From this data and its typical segmentation, ABS created a test pool. Ultimately, more than 7,000 data enhanced modeled names were included, which were divided into four groups with two test cells in each:
- Rising donors — $1,000 to $9,999 cumulatively in one of the last three years
- Rising donor prospects — $500 to $999 cumulatively in one of the last three years
- Upper donors — one-time gift of $100 to $499 recently
- General donors — current donor but last gift less than $100
Stretch offer development
The typical Bibles for China control offer stated that every dollar given will provide the paper to print a Bible in China for someone who needs one. The ask array is based on the largest gift in recent times, starting with the last gift, then 1.5 times the last gift, two times the last gift and a write-in amount. For example, if the largest recent gift was $50, the ask string was $50, $75, $100 and a write-in amount.

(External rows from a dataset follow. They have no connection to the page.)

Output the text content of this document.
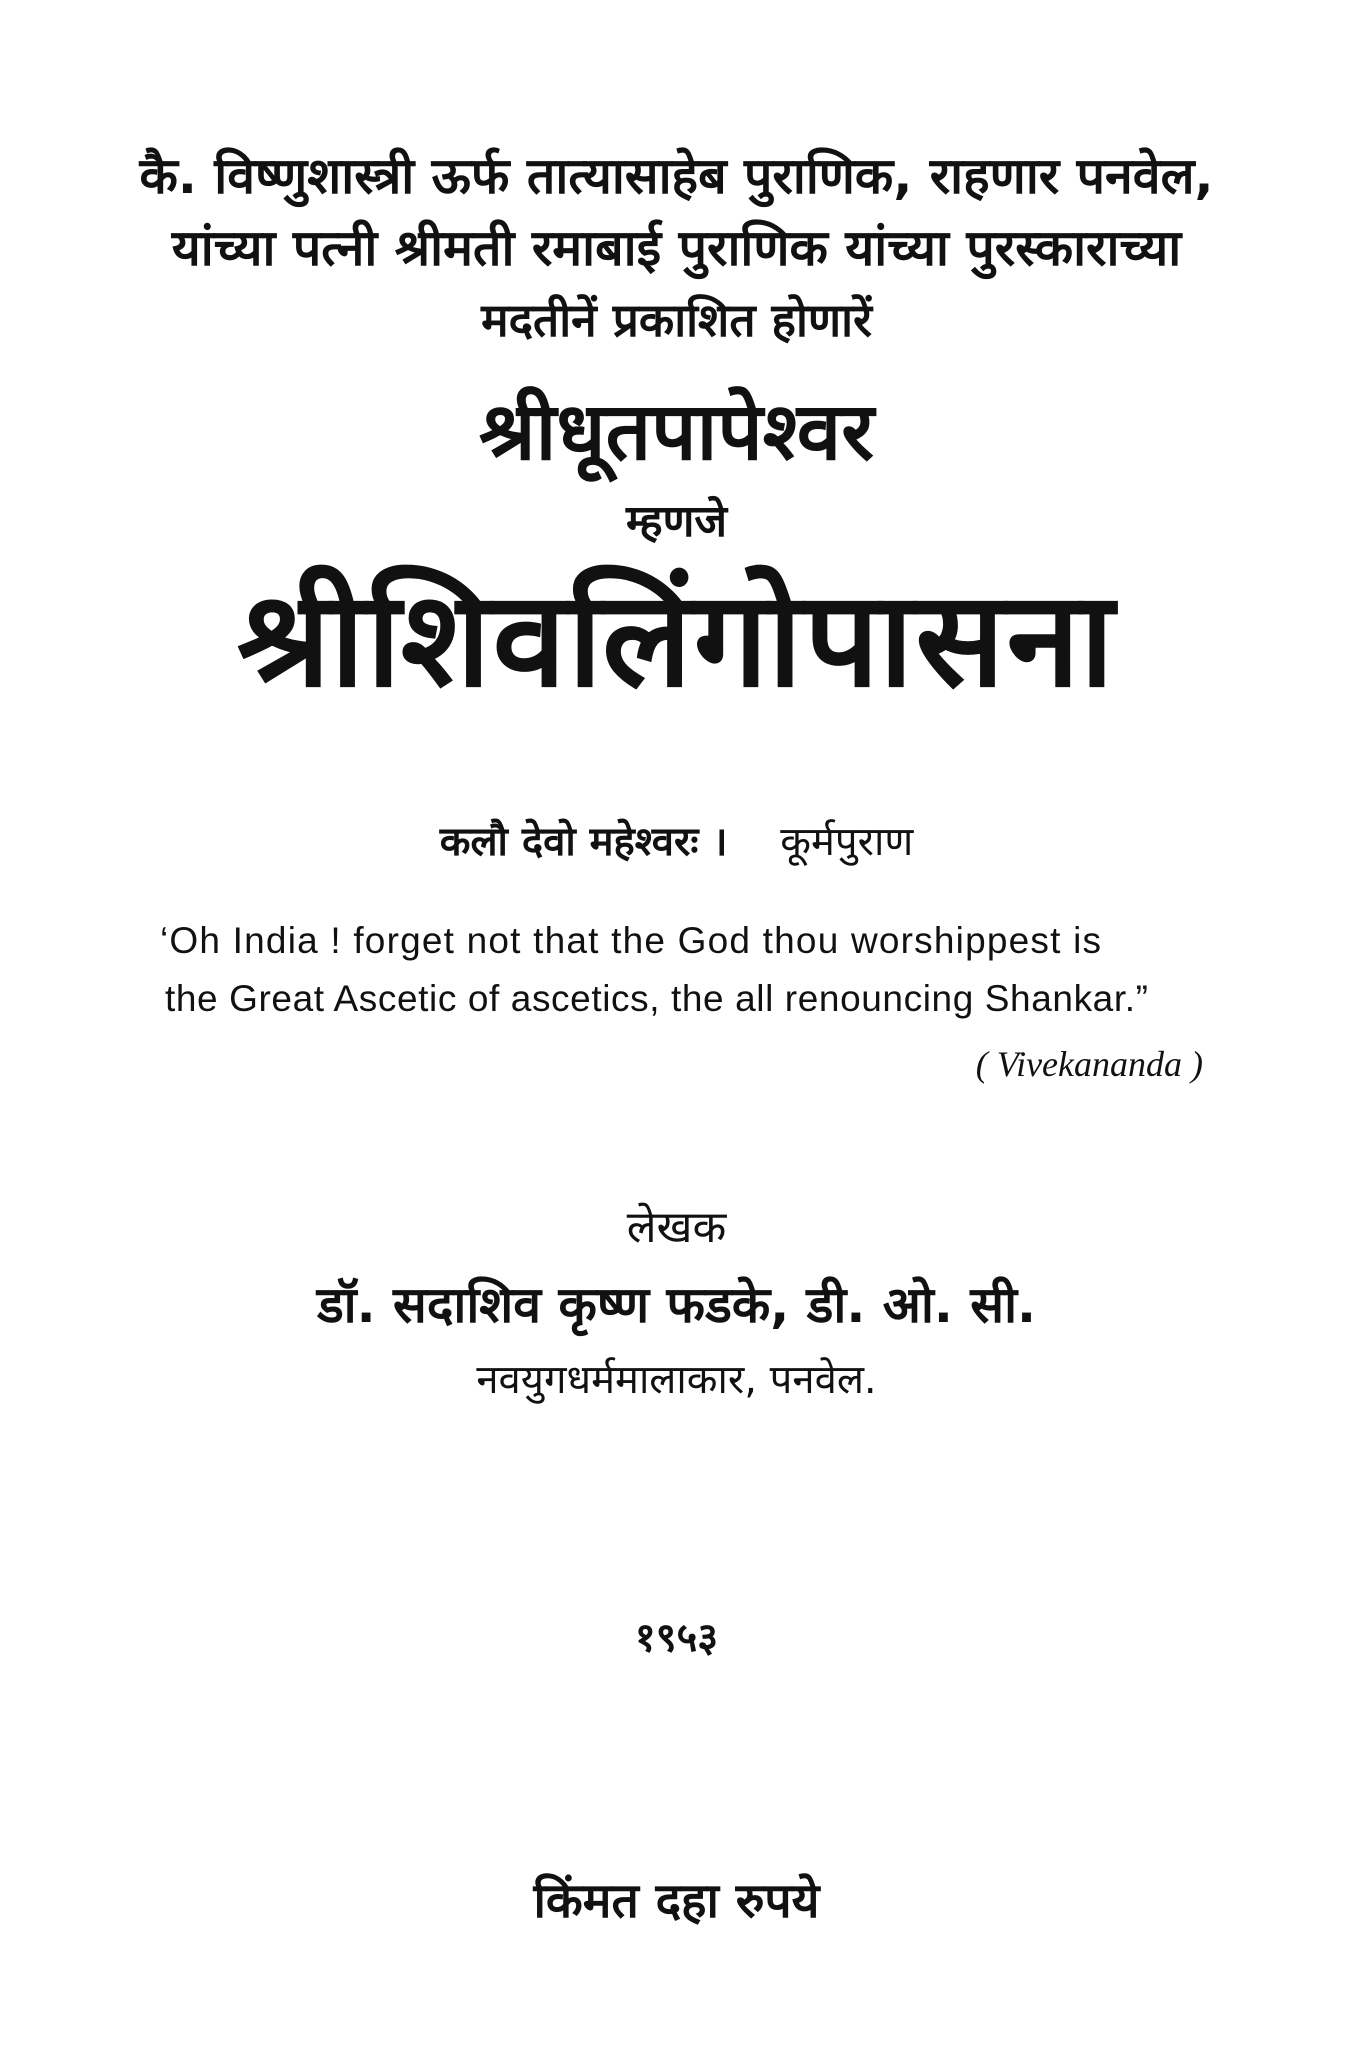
कै. विष्णुशास्त्री ऊर्फ तात्यासाहेब पुराणिक, राहणार पनवेल,
यांच्या पत्नी श्रीमती रमाबाई पुराणिक यांच्या पुरस्काराच्या
मदतीनें प्रकाशित होणारें
श्रीधूतपापेश्वर
म्हणजे
श्रीशिवलिंगोपासना
कलौ देवो महेश्वरः । कूर्मपुराण
‘Oh India ! forget not that the God thou worshippest is
the Great Ascetic of ascetics, the all renouncing Shankar.”
( Vivekananda )
लेखक
डॉ. सदाशिव कृष्ण फडके, डी. ओ. सी.
नवयुगधर्ममालाकार, पनवेल.
१९५३
किंमत दहा रुपये
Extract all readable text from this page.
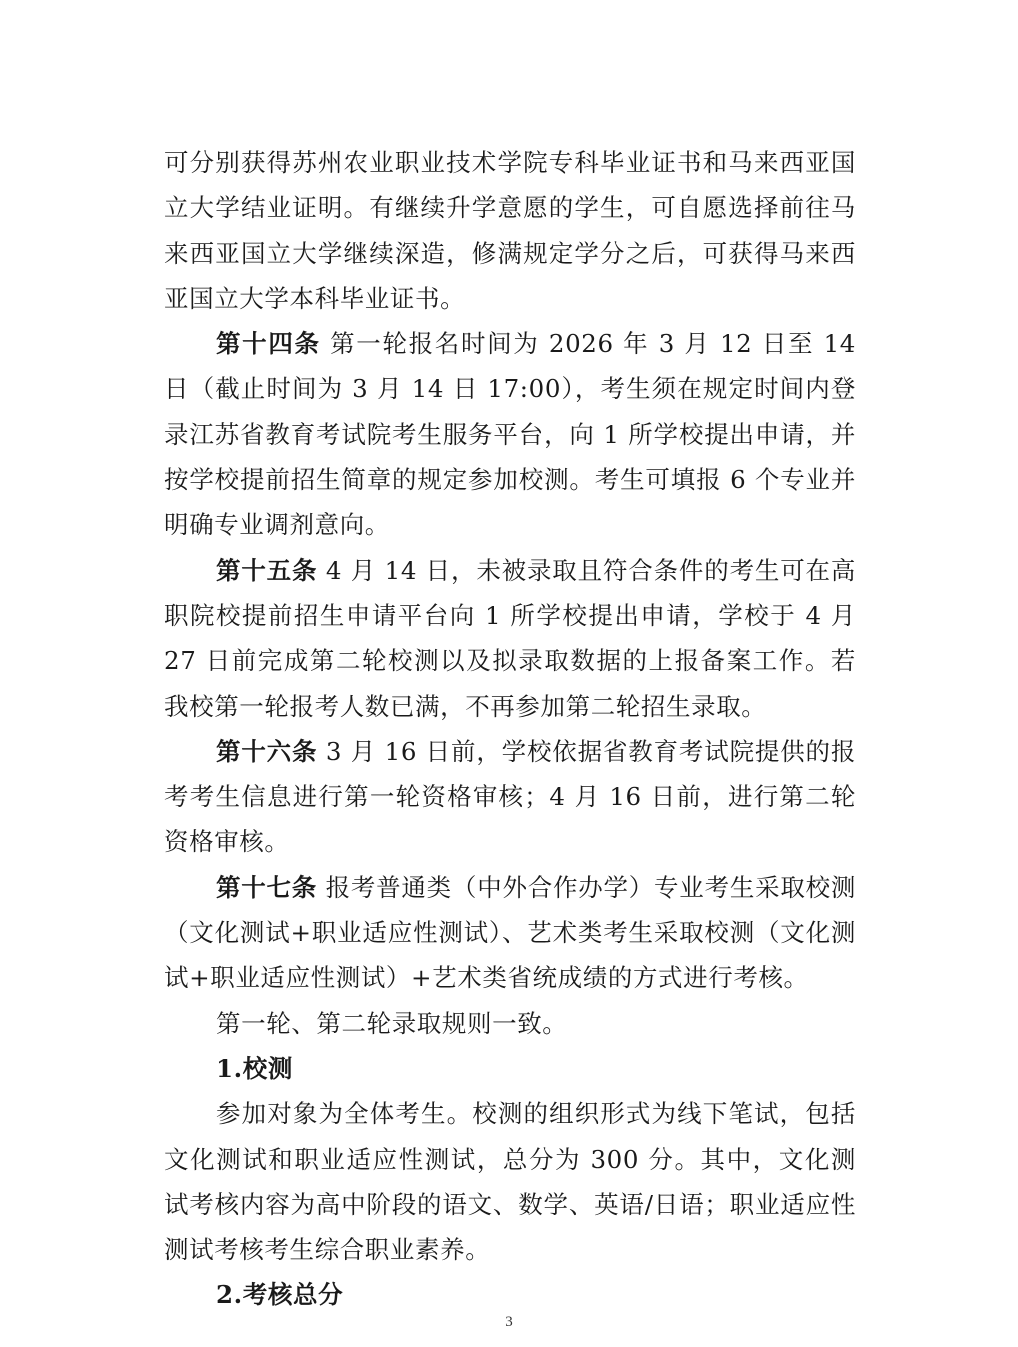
可分别获得苏州农业职业技术学院专科毕业证书和马来西亚国立大学结业证明。有继续升学意愿的学生，可自愿选择前往马来西亚国立大学继续深造，修满规定学分之后，可获得马来西亚国立大学本科毕业证书。

第十四条 第一轮报名时间为 2026 年 3 月 12 日至 14 日（截止时间为 3 月 14 日 17:00），考生须在规定时间内登录江苏省教育考试院考生服务平台，向 1 所学校提出申请，并按学校提前招生简章的规定参加校测。考生可填报 6 个专业并明确专业调剂意向。

第十五条 4 月 14 日，未被录取且符合条件的考生可在高职院校提前招生申请平台向 1 所学校提出申请，学校于 4 月 27 日前完成第二轮校测以及拟录取数据的上报备案工作。若我校第一轮报考人数已满，不再参加第二轮招生录取。

第十六条 3 月 16 日前，学校依据省教育考试院提供的报考考生信息进行第一轮资格审核；4 月 16 日前，进行第二轮资格审核。

第十七条 报考普通类（中外合作办学）专业考生采取校测（文化测试+职业适应性测试）、艺术类考生采取校测（文化测试+职业适应性测试）+艺术类省统成绩的方式进行考核。

第一轮、第二轮录取规则一致。

1.校测

参加对象为全体考生。校测的组织形式为线下笔试，包括文化测试和职业适应性测试，总分为 300 分。其中，文化测试考核内容为高中阶段的语文、数学、英语/日语；职业适应性测试考核考生综合职业素养。

2.考核总分

3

To test the likelihood of major-donor potential while simultaneously attempting to upgrade donors, ABS also provided a stretch offer: A roll of paper used to print Bibles costs $600 and makes 600 Bibles. That offer included a stretch ask string of $100, $200, $300 and $600.
Since this was a significant test with major-giving potential, the package incorporated many elements:
- a 9-inch-by-12-inch carrier
- two-page personalized proposal
- personalized portfolio with die-cut panel
- contained an actual page from a Chinese Bible
- printed on the paper the donor was being asked to provide
- designed so the donor could frame or display it
Both the control and test recipients also received a pre-campaign voice broadcast if ABS had a phone number for the donor, an e-mail announcement for donors who had provided e-mail addresses, a follow-up personalized note card and a follow-up telemarketing call.